Scientists have developed an artificial intelligence (AI) system that can identify people on video, detecting their age and gender more quickly and accurately.
The development has already become the basis for offline detection systems in Android mobile apps, according to researchers from Higher School of Economics in Russia.
Modern neural networks detect gender on videos with a 90 per cent accuracy. The situation with age prediction is much more complicated.
Traditional neural networks consider discrete values of age. In each of the video frames, the network estimates the probability of the person in the image being of a certain age.
For example, if in 30 per cent of the frames the top prediction of the network is a person's age as 21 years, and in 10 per cent as 60 years, its conclusion will be as follows: with a probability of 30 per cent this person is 21, and with a probability of 10 per cent, he or she is 60.
Due to various conditions of observations or even slight head rotation, prediction of the same person's age in different video frames varies in the range of 5 years, plus or minus.
Researchers found a way to optimise neural networks' operations.
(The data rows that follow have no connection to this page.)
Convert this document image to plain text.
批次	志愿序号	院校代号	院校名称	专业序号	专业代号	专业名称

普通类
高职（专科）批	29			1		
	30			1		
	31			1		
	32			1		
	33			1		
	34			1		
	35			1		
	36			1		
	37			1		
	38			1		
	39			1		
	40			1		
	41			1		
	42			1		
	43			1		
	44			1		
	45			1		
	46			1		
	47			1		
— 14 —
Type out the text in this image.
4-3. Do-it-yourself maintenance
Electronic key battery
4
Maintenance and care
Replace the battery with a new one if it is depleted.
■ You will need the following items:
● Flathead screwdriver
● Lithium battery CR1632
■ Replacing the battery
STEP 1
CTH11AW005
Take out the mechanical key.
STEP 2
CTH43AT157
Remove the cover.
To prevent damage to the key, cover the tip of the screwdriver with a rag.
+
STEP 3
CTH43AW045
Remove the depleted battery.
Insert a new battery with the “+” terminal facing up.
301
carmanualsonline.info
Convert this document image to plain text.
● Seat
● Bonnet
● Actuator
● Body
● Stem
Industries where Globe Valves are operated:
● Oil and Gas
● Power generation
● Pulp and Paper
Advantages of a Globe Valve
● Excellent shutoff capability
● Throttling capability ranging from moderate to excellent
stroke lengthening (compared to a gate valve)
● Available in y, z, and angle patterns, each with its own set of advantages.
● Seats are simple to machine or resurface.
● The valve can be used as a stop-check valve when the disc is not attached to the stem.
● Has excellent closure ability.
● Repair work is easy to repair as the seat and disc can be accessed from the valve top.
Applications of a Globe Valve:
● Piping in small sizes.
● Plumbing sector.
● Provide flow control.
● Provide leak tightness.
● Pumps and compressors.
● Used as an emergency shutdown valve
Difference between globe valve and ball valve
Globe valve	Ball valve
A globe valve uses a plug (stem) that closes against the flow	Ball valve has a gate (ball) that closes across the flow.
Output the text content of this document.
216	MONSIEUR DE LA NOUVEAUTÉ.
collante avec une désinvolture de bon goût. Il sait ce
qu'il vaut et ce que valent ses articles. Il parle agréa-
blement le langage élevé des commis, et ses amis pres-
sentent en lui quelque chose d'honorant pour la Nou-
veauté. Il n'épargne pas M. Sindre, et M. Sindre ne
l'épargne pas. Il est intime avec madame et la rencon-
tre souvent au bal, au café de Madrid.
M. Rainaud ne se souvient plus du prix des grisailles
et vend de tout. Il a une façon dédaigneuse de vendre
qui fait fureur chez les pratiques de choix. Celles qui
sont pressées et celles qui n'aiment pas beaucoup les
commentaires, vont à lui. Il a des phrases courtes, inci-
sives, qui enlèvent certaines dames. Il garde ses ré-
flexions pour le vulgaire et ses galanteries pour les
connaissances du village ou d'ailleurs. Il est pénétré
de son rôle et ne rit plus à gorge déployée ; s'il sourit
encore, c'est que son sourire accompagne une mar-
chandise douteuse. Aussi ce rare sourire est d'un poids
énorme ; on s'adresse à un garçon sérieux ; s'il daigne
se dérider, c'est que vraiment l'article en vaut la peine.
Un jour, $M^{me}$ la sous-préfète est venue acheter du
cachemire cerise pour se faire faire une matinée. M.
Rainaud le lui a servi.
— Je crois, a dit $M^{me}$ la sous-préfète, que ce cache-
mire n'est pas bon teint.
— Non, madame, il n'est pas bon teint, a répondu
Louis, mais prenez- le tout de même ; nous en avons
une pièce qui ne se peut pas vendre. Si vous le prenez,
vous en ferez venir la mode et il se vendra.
They implemented a novel method to aggregate confidence levels produced by the neural network for each frame.
The software systems of facial recognition analysis usually include several separate neural networks. One of them identifies the person, another one determines the gender, etc.
An effective neural network with several outputs has been developed. It solves several tasks at a time: predicts age and gender, and produces a set of 1,000 numbers that uniquely attribute each person and allows them to be distinguished from other people. According to researchers, this solution will work even on low-performance smartphones.